The MBA: These CIOs see themselves more as business leaders than technologists, and they typically do not have a deep IT background. They are attracted more to the upper layers of the technology stack, where the software and data meets the vertical business and clinical users. They play a more significant role as a member of the C-level suite. The downside of this type of CIO is that they are challenged working their way down into the technology stack, just as the Technologist is challenged working their way up in the stack. This type of CIO can get into trouble by under-managing the importance of a solid and affordable technology infrastructure. They often spend too much or too little on infrastructure, either of which has dangerous consequences. More often than not, I see CIOs in this category overspending on the infrastructure layers, throwing money at misplaced risk management, because they know no better.
The Integrator: The third type of CIO can move up and down the layers of the IT stack, with ease. These are the rare veterans that many of us aspire to be. He or she can talk to the CMO, CMIO, or CNO and understand the organization’s needs at the application and data content layers, near term and long term.
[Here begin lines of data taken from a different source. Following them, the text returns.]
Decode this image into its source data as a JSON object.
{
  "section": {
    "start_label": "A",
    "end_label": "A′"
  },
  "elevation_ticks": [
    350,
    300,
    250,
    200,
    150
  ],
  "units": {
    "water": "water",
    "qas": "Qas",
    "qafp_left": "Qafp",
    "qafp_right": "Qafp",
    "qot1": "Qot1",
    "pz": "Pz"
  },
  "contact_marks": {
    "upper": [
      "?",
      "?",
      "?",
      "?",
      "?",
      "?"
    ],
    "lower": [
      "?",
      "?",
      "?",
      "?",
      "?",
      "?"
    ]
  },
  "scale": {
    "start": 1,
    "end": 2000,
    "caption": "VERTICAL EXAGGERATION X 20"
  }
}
The Integrator can then go back to their IT teams and understand the capabilities and the possibilities of the technology, and work with vendors to help bridge any gaps. Because of their mastery of both the data content and application layers, Integrator CIOs can make a huge contribution to the leadership of a healthcare organization. They sit at the executive table and are highly respected in the C-level suite.
Probably fewer than 5 percent of CIOs fall into this last category – largely because the culture of healthcare doesn’t yet recognize that this ours is fundamentally an information-enabled industry. As a result, many CIOs who are capable of becoming Integrators never get the chance. Their executive teams simply can’t envision a CIO contributing to the strategic decisions and value of the company. There’s no seat at the executive table, even if the CIO is capable of sitting in it.
For CIOs who have the skills, attraction, and aspiration towards the Integrator role, leading the strategy behind analytics and the EDW can be the winning ticket to becoming an Integrator and thus an Analytic Hero for your organization. Not only does the EDW supersede verticals in its potential ROI, but when properly deployed in tandem with cross-functional teams from clinical, quality, analytics and finance, it can relieve the IT department from its “report factory” mode. In turn, the CIO is freed to become a strategic contributor to the larger organization.
If you’re a CIO, do these three models accurately represent your experience of the role? If they do, which of the three modes best describe your role in the organization? Are you already an analytic hero in your organization? If not, leading the charge on the deployment of an EDW offers that chance.